Que reprochez-vous à nos bons gérants galants de rassembler une dizaine de banques et de leur tendre la main pour en avoir la même somme en devises pour élargir voire prolonger le temps et la capacité d'importation de produits divers: cacahuètes, figue sèche, grand bonbons au chocolat de Turquie,encore autres marques de voitures de la Chine, de l'Inde, de chez pas où. Comment ces types sont encore là; ces gens qui bloquent l'élection d'un monsieur (ou une dame) à la tête de l'ISIE et font comme si c'est rien ce qui se passe. Répondez-moi, svp, à une seule question: ces gens là, à l'ARP, ont-ils le sens de la responsabilité envers l'état? Ont-ils le minimum- un degré epsilonique- de patriotisme devant les Tunisiens?
L'Histoire ne vous marquera de rien et vous serez certainement comme la paille après le passage d'un feu violant...cendre noir, vous évitant même au passage.

DHEJ
| 09-11-2017 13:39
N'est jamais RÉEL et ne sera jamais RÉEL!

The Mirror
| 09-11-2017 12:31
En 2010, le ministère de l'Agriculture comptait 16000 employés.
En 2011, lorsque Ennahdha a pris le Pouvoir, Mohmaed Ben Salem a été nommé ministre de l'Agriculture. Pour récompenser les militants d'Ennahdha, Ben Salem a procédé à un recrutement massif et sauvage. Il a ainsi embauché 15000 nouveaux fonctionnaires au ministère de l'Agriculture ; le staff de ce ministère a donc doublé, passant de 16000 à 31000 employés. Il faut préciser que les 15000 nouveaux employés de Ben Salem appartiennent tous, sans exception aucune, au Mouvement Ennahdha. Il faut noter aussi que tout ce beau monde embauché par Mohamed Ben Salem ne fout absolument rien, puisque le ministère n'en pas besoin. Résultat : ce même beau monde perçoit son salaire mensuel, que la Tunisie emprunte à l'étranger, en devise bien sûr, et que moi, toi, il, ainsi que nos enfants et nos petits-enfants, seront obligés de rembourser.

Daly
| 09-11-2017 11:33
Un pays qui emprunte pour importer des biens de consommation mérite ce qui va bientôt lui arriver

Nour
| 08-11-2017 21:15
Dans tous les pays européens, les gens paient des impôts sur le revenu, foncier etc..et les routes sont entretenues, il y a des hôpitaux de pointe, des écoles équipées avec du bon matériel, les poubelles sont ramassées.

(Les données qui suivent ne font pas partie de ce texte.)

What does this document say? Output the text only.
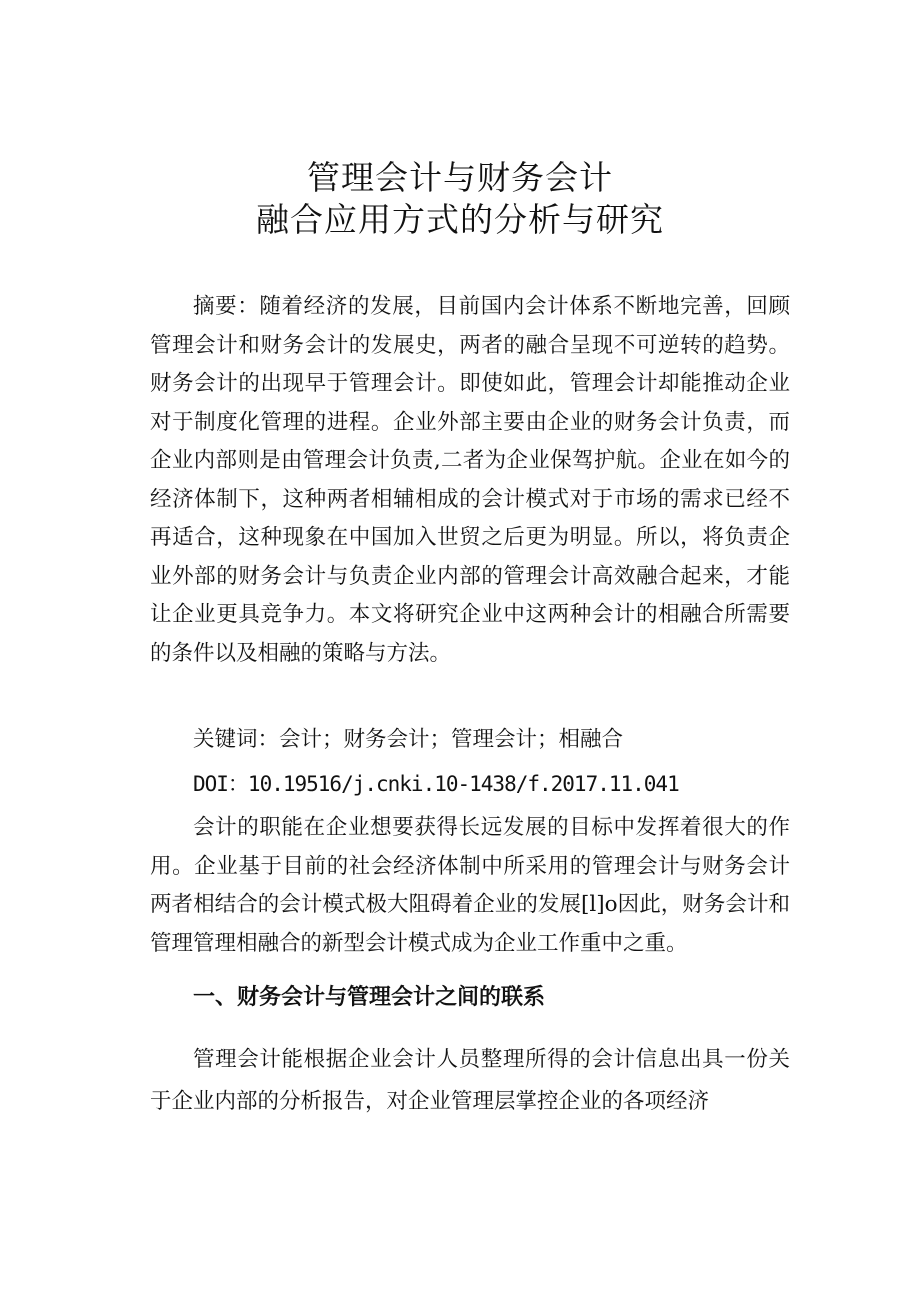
管理会计与财务会计
融合应用方式的分析与研究

摘要：随着经济的发展，目前国内会计体系不断地完善，回顾管理会计和财务会计的发展史，两者的融合呈现不可逆转的趋势。财务会计的出现早于管理会计。即使如此，管理会计却能推动企业对于制度化管理的进程。企业外部主要由企业的财务会计负责，而企业内部则是由管理会计负责,二者为企业保驾护航。企业在如今的经济体制下，这种两者相辅相成的会计模式对于市场的需求已经不再适合，这种现象在中国加入世贸之后更为明显。所以，将负责企业外部的财务会计与负责企业内部的管理会计高效融合起来，才能让企业更具竞争力。本文将研究企业中这两种会计的相融合所需要的条件以及相融的策略与方法。

关键词：会计；财务会计；管理会计；相融合

DOI：10.19516/j.cnki.10-1438/f.2017.11.041

会计的职能在企业想要获得长远发展的目标中发挥着很大的作用。企业基于目前的社会经济体制中所采用的管理会计与财务会计两者相结合的会计模式极大阻碍着企业的发展[l]o因此，财务会计和管理管理相融合的新型会计模式成为企业工作重中之重。

一、财务会计与管理会计之间的联系

管理会计能根据企业会计人员整理所得的会计信息出具一份关于企业内部的分析报告，对企业管理层掌控企业的各项经济
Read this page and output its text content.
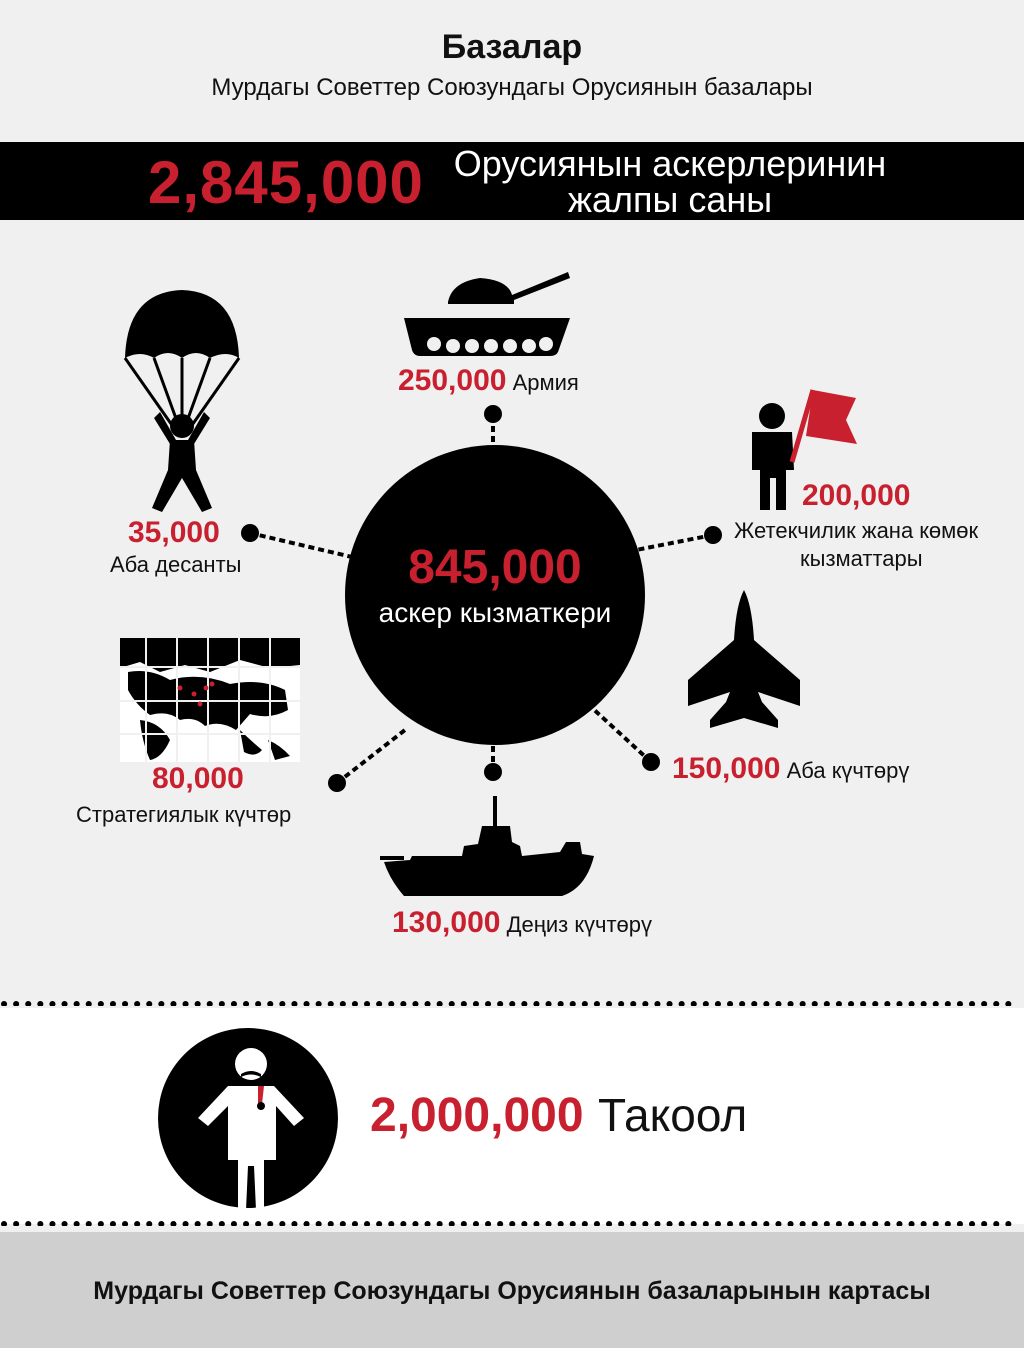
Базалар
Мурдагы Советтер Союзундагы Орусиянын базалары
2,845,000 Орусиянын аскерлеринин
жалпы саны
845,000
аскер кызматкери
250,000 Армия
35,000
Аба десанты
200,000
Жетекчилик жана көмөк
кызматтары
80,000
Стратегиялык күчтөр
150,000 Аба күчтөрү
130,000 Деңиз күчтөрү
2,000,000 Такоол
Мурдагы Советтер Союзундагы Орусиянын базаларынын картасы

En tunisie : pas d'impot = infrastrucure des routes sans sécurité, poubelles et chiens errants etc...

La solution tunisienne : on ne paye pas d'impot et on recrute des fonctionnaires incompétents, on paye tout cela sur le budget de l'etat et on verra.

Tunis air vend des billets à des prix ahurissants alors que l'open sky ferait venir des touristes et des devises

On préfere attendre, ne pas anticiper, ne pas prévoir et la solution : on emprunte, on emprunte !!!

Comment se fait il que le fmi et autres organismes financiers, prettent sans dire aux personnes de participer à la relève du pays en participant et en payant des impots ?

Mon banquier me prête de l'argent quand il est sur par mon salaire que je vais rembourser.

Faire une purge de toute cette corruption qui empeche la tva de rentrer dans les caisses de l'etat,

Fuite en avant
| 08-11-2017 21:11
C'est vraiment trés décevant de gérer la gestion du pays de cette manière, comme noté dans cet article parmi les causes ayant conduit le pays à cette situation catastrophique, alarmante est le surpeuplement dans les entreprises publiques , à noter que tous les gouvernements ayant géré le pays après la révolution sont tous responsables à ce point de situation. Ils ont tous pris des décisions irréfléchies et surtout pour faire plaisir aux manisfestants vu qu'ils étaient conscients qu'ils sont provisoires et les conséquences néfastes seront subies par leurs prédécesseurs (c'est vraiment malhonnête), outre l'incompétence de plusieurs.
Aussi. Il faut signaler que la faiblesse des responsables devant les mouvements sociaux (grèves) qui ont causé un grand manque à gagner au pays (spécialement la phosphate)

Fuite en avant
| 08-11-2017 20:57
C'est vraiment trés décevant de gérer la gestion du pays de cette manière, comme noté dans cet article parmi les causes ayant conduit le pays à cette situation catastrophique, alarmante est le surpeuplement dans les entreprises publiques , à noter que tous les gouvernements ayant géré le pays après la révolution sont tous responsables à ce point de situation. Ils ont tous pris des décisions irréfléchies et surtout pour faire plaisir aux manisfestants vu qu'ils étaient conscients qu'ils sont provisoires et les conséquences néfastes seront subies par leurs prédécesseurs (c'est vraiment malhonnête), outre l'incompétence de plusieurs.
Aussi. Il faut signaler que la faiblesse des responsables devant les mouvements sociaux (grèves) qui ont causé un grand manque à gagner au pays (spécialement le phosphate).
Honnêtement et sincèrement l'avenir n'est pas promoteux.
Espérant que le bon dieu sauve ce pays .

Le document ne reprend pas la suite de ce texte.